The Howard Eaton Trail route in Yellowstone
National Park
The trail followed the valley of the Yellowstone River so wasn't particularly difficult, but it did pass through known habitats of grizzly bears and bison.  While I don't go looking for trouble, I'm willing to take calculated risks if I deem the rewards worthwhile, and am fatalistic about the outcome if the worst happens.  We had seen bison roaming in our campsites, and though of intimidating size and appearance, they didn't seem to be particularly aggressive.  We had also seen a grizzly from the road, and they are of even more intimidating size and appearance.  We were caught in a "bear jam" at the time and it was amusing to watch all of the mothers suddenly hustling their children back into their cars when the grizzly we had all got out to observe and photograph turned in our direction.
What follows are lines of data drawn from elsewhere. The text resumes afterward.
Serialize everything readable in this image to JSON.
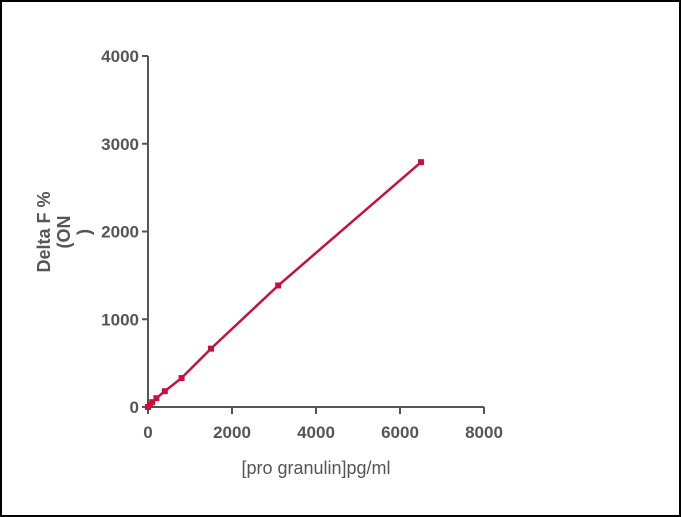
{
  "chart_data": {
    "type": "line",
    "title": "",
    "xlabel": "[pro granulin]pg/ml",
    "ylabel_lines": [
      "Delta F %",
      "(ON",
      ")"
    ],
    "xlim": [
      0,
      8000
    ],
    "ylim": [
      0,
      4000
    ],
    "xticks": [
      0,
      2000,
      4000,
      6000,
      8000
    ],
    "yticks": [
      0,
      1000,
      2000,
      3000,
      4000
    ],
    "xtick_labels": [
      "0",
      "2000",
      "4000",
      "6000",
      "8000"
    ],
    "ytick_labels": [
      "0",
      "1000",
      "2000",
      "3000",
      "4000"
    ],
    "grid": false,
    "legend": "none",
    "series": [
      {
        "color": "#c8103f",
        "x": [
          0,
          50,
          100,
          200,
          400,
          800,
          1500,
          3100,
          6500
        ],
        "y": [
          0,
          25,
          55,
          100,
          180,
          330,
          665,
          1385,
          2790
        ]
      }
    ]
  }
}
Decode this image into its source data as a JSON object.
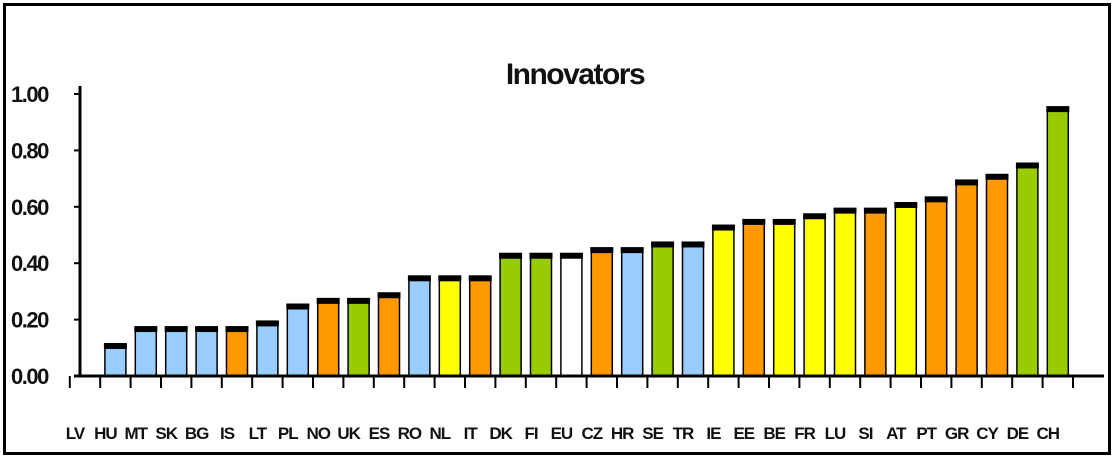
{
  "chart_data": {
    "type": "bar",
    "title": "Innovators",
    "xlabel": "",
    "ylabel": "",
    "ylim": [
      0,
      1.0
    ],
    "yticks": [
      "0.00",
      "0.20",
      "0.40",
      "0.60",
      "0.80",
      "1.00"
    ],
    "grid": false,
    "legend": "none",
    "categories": [
      "LV",
      "HU",
      "MT",
      "SK",
      "BG",
      "IS",
      "LT",
      "PL",
      "NO",
      "UK",
      "ES",
      "RO",
      "NL",
      "IT",
      "DK",
      "FI",
      "EU",
      "CZ",
      "HR",
      "SE",
      "TR",
      "IE",
      "EE",
      "BE",
      "FR",
      "LU",
      "SI",
      "AT",
      "PT",
      "GR",
      "CY",
      "DE",
      "CH"
    ],
    "values": [
      null,
      0.11,
      0.17,
      0.17,
      0.17,
      0.17,
      0.19,
      0.25,
      0.27,
      0.27,
      0.29,
      0.35,
      0.35,
      0.35,
      0.43,
      0.43,
      0.43,
      0.45,
      0.45,
      0.47,
      0.47,
      0.53,
      0.55,
      0.55,
      0.57,
      0.59,
      0.59,
      0.61,
      0.63,
      0.69,
      0.71,
      0.75,
      0.95
    ],
    "bar_colors": [
      "#99ccff",
      "#99ccff",
      "#99ccff",
      "#99ccff",
      "#99ccff",
      "#ff9900",
      "#99ccff",
      "#99ccff",
      "#ff9900",
      "#99cc00",
      "#ff9900",
      "#99ccff",
      "#ffff00",
      "#ff9900",
      "#99cc00",
      "#99cc00",
      "#ffffff",
      "#ff9900",
      "#99ccff",
      "#99cc00",
      "#99ccff",
      "#ffff00",
      "#ff9900",
      "#ffff00",
      "#ffff00",
      "#ffff00",
      "#ff9900",
      "#ffff00",
      "#ff9900",
      "#ff9900",
      "#ff9900",
      "#99cc00",
      "#99cc00"
    ]
  }
}
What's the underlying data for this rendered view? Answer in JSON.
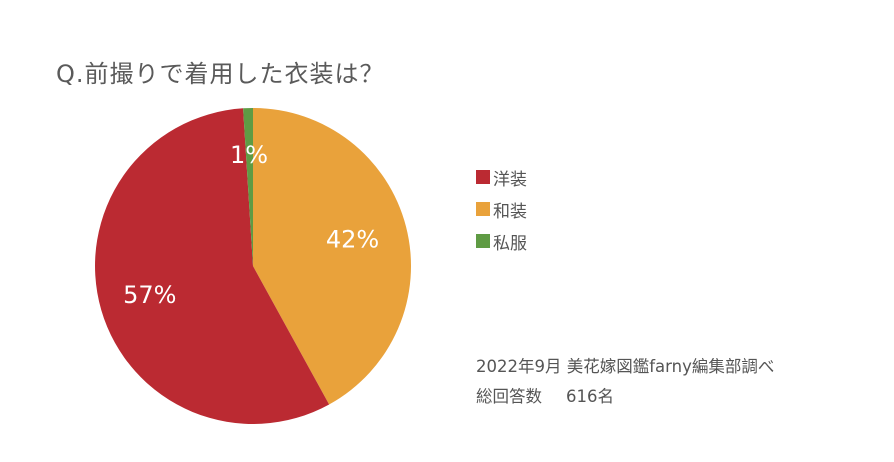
{
  "title": "Q.前撮りで着用した衣装は？",
  "chart_data": {
    "type": "pie",
    "categories": [
      "洋装",
      "和装",
      "私服"
    ],
    "values": [
      57,
      42,
      1
    ],
    "labels": [
      "57%",
      "42%",
      "1%"
    ],
    "colors": [
      "#bb2a32",
      "#e9a23b",
      "#5f9b44"
    ],
    "legend_position": "right"
  },
  "footnote": {
    "line1": "2022年9月 美花嫁図鑑farny編集部調べ",
    "line2_label": "総回答数",
    "line2_value": "616名"
  }
}
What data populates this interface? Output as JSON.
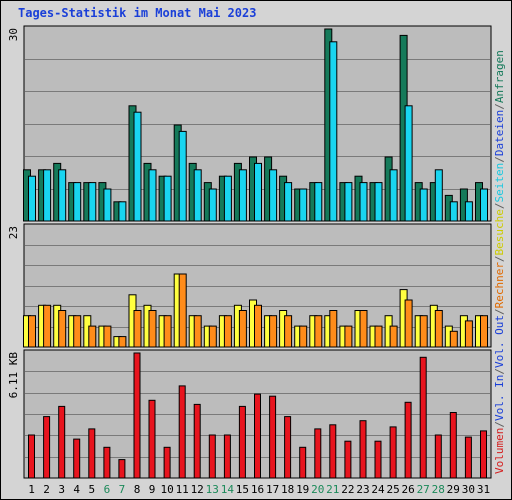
{
  "chart_data": {
    "type": "bar",
    "title": "Tages-Statistik im Monat Mai 2023",
    "categories": [
      "1",
      "2",
      "3",
      "4",
      "5",
      "6",
      "7",
      "8",
      "9",
      "10",
      "11",
      "12",
      "13",
      "14",
      "15",
      "16",
      "17",
      "18",
      "19",
      "20",
      "21",
      "22",
      "23",
      "24",
      "25",
      "26",
      "27",
      "28",
      "29",
      "30",
      "31"
    ],
    "weekend_days": [
      "6",
      "7",
      "13",
      "14",
      "20",
      "21",
      "27",
      "28"
    ],
    "panels": [
      {
        "name": "top",
        "ytick": "30",
        "ymax": 30,
        "series": [
          {
            "name": "Anfragen",
            "color": "#157a5a",
            "values": [
              8,
              8,
              9,
              6,
              6,
              6,
              3,
              18,
              9,
              7,
              15,
              9,
              6,
              7,
              9,
              10,
              10,
              7,
              5,
              6,
              30,
              6,
              7,
              6,
              10,
              29,
              6,
              6,
              4,
              5,
              6
            ]
          },
          {
            "name": "Dateien",
            "color": "#19d5f0",
            "values": [
              7,
              8,
              8,
              6,
              6,
              5,
              3,
              17,
              8,
              7,
              14,
              8,
              5,
              7,
              8,
              9,
              8,
              6,
              5,
              6,
              28,
              6,
              6,
              6,
              8,
              18,
              5,
              8,
              3,
              3,
              5
            ]
          }
        ]
      },
      {
        "name": "middle",
        "ytick": "23",
        "ymax": 23,
        "series": [
          {
            "name": "Besuche",
            "color": "#ffff40",
            "values": [
              6,
              8,
              8,
              6,
              6,
              4,
              2,
              10,
              8,
              6,
              14,
              6,
              4,
              6,
              8,
              9,
              6,
              7,
              4,
              6,
              6,
              4,
              7,
              4,
              6,
              11,
              6,
              8,
              4,
              6,
              6
            ]
          },
          {
            "name": "Rechner",
            "color": "#ff8c1a",
            "values": [
              6,
              8,
              7,
              6,
              4,
              4,
              2,
              7,
              7,
              6,
              14,
              6,
              4,
              6,
              7,
              8,
              6,
              6,
              4,
              6,
              7,
              4,
              7,
              4,
              4,
              9,
              6,
              7,
              3,
              5,
              6
            ]
          }
        ]
      },
      {
        "name": "bottom",
        "ytick": "6.11 KB",
        "ymax": 6.11,
        "series": [
          {
            "name": "Volumen",
            "color": "#e8141e",
            "values": [
              2.1,
              3.0,
              3.5,
              1.9,
              2.4,
              1.5,
              0.9,
              6.11,
              3.8,
              1.5,
              4.5,
              3.6,
              2.1,
              2.1,
              3.5,
              4.1,
              4.0,
              3.0,
              1.5,
              2.4,
              2.6,
              1.8,
              2.8,
              1.8,
              2.5,
              3.7,
              5.9,
              2.1,
              3.2,
              2.0,
              2.3
            ]
          }
        ]
      }
    ],
    "right_labels": [
      {
        "text": "Volumen",
        "color": "#d42020"
      },
      {
        "text": "/",
        "color": "#606060"
      },
      {
        "text": "Vol. In",
        "color": "#1a3fd8"
      },
      {
        "text": "/",
        "color": "#606060"
      },
      {
        "text": "Vol. Out",
        "color": "#1a3fd8"
      },
      {
        "text": "/",
        "color": "#606060"
      },
      {
        "text": "Rechner",
        "color": "#e06a00"
      },
      {
        "text": "/",
        "color": "#606060"
      },
      {
        "text": "Besuche",
        "color": "#cccc00"
      },
      {
        "text": "/",
        "color": "#606060"
      },
      {
        "text": "Seiten",
        "color": "#19c8e0"
      },
      {
        "text": "/",
        "color": "#606060"
      },
      {
        "text": "Dateien",
        "color": "#1a3fd8"
      },
      {
        "text": "/",
        "color": "#606060"
      },
      {
        "text": "Anfragen",
        "color": "#157a5a"
      }
    ],
    "grid": true,
    "colors": {
      "plot_bg": "#bcbcbc",
      "grid": "#7a7a7a",
      "weekday_label": "#000000",
      "weekend_label": "#1c8a5a"
    }
  }
}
A bison in Yellowstone National Park
The early kilometres of our run to the trailhead from the campground and along the trail were easy going and we ran at a good pace.  As we got further into the run, our trail crossed a pasture where we could see a herd of bison grazing.  The nearer we got, the more they began to pay attention to us, until they were all quietly watching our approach.  One, in particular, had our attention as it was standing right on the trail.  Our distance closed to less than 100 metres and still the bison did not move.  I was in the lead and telling Andrew I was sure that the bison was playing a game of bluff and would get off the trail (the only alternative seemed to be retracing our steps, and I wasn't keen to do that).  With less than 50 metres between us, the bison put his head down and started snorting and pawing the ground with his right foot, and I started to doubt the wisdom of trying to call his bluff.  I kept running and the distance closed to 25 metres.  Suddenly the bison snorted, lifted his head, and bolted away from the trail.  I think our collective exhaled breaths were nearly as loud as the bison's snort and we continued on powered by adrenalin.

A grizzly bear in Yellowstone National Park
After about 15 kilometres, as we entered a dense pine forest, Andrew's pace flagged and I waited a number of times for him to catch up.  This caused him some embarrassment and he soon suggested I go on ahead.  I was selfishly frustrated at the pace and accepted his offer, taking off through the forest.  Of course, this was the area where we were most likely to meet a grizzly, and any such meeting was likely to end badly.  After a short while, feeling very alone and with all my senses on high alert, I began to wonder whether we might have been wiser to stick together in case of an ursine encounter, but I was reluctant to stop running and kept going.  About 30 minutes later I emerged from the forest and met our families in the picnic ground as planned.  Another 30 minutes passed, still no Andrew, and I started to feel guilty.  After another 15 minutes, visions of a grizzly munching on Andrew began to take shape in our minds.  The guilt finally got to me and I started jogging back along the trail, but had only gone a short distance before meeting Andrew, still happily all in one piece, but exhausted.  He had barely run at all after I left him and the last 10km had taken well over two hours.

My run today was a flat and slow 7km across the sandbar, through McMasters Beach, and return.  I tried some new shoes, but my right Achilles was still sore and my right knee needed nursing the whole way.  However, I didn't force the pace and tried to enjoy the beautiful warm and sunny morning, telling myself that I was lucky to be running at all.